Medical detox programs are often provided in inpatient formats. Some rehabilitation programs are available in residential facilities too. Moving into a program like this can mean leaving your temptations behind and surrounding yourself with support around the clock.


Group and individual therapy can help you dig into how the addiction developed and the skills you might need to keep it under control in the future. Common therapies used in opioid addiction treatment programs include the following:

  • Cognitive behavioral therapy in which you learn to identify and manage the thoughts and behaviors that lead to drug abuse
  • Motivational interviewing, which involves helping you to feel comfortable discussing your drug use and inspire you to change
  • Mindfulness techniques, which help you tune into your thoughts and feelings as they are right now, so you’re aware of the ways your thoughts might impact your body

Frequently Asked Questions About Dilaudid Abuse Symptoms

These are the questions we often hear about Dilaudid abuse symptoms:

Is everyone who uses Dilaudid going to become addicted?

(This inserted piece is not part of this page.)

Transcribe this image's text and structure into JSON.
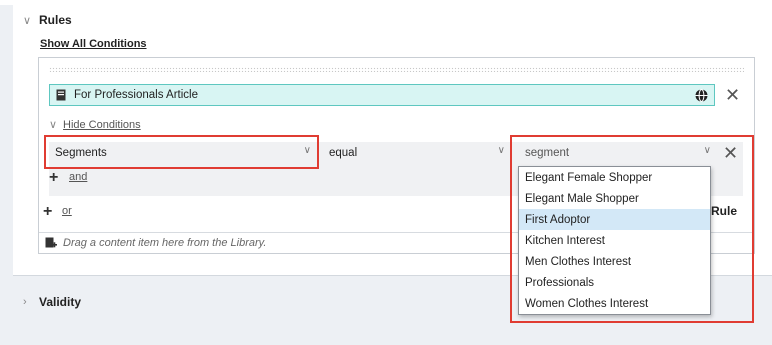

No. Dilaudid is a prescription medication doctors use to treat significant pain. Some people use the medication appropriately and never develop signs of abuse or addiction.

Is Dilaudid abuse serious?

Yes. The Centers for Disease Control and Prevention says more than 108,000 drug overdose deaths occurred in the 12 months ending April 2022, and opioids like Dilaudid accounted for almost 75% of them.

Isn’t MAT the same as replacing one drug with another?

No. When someone uses MAT for opioid use disorder, their medications don’t make them high. Instead, the medications restore chemical imbalances caused by drug abuse. They can help people feel normal and connected with therapy rather than high.

Is Dilaudid illegal?

No. Dilaudid is a prescription medication that’s legal to use with a prescription. It’s illegal to take the drug without a prescription, even if someone gives you the pills.

Where can I get naloxone?

In March 2023, the U.S. Food and Drug Administration approved an over-the-counter form of naloxone. You can buy the medication from a pharmacist without a prescription. If you know someone who abuses Dilaudid, or you abuse the drug yourself, you should keep it on hand.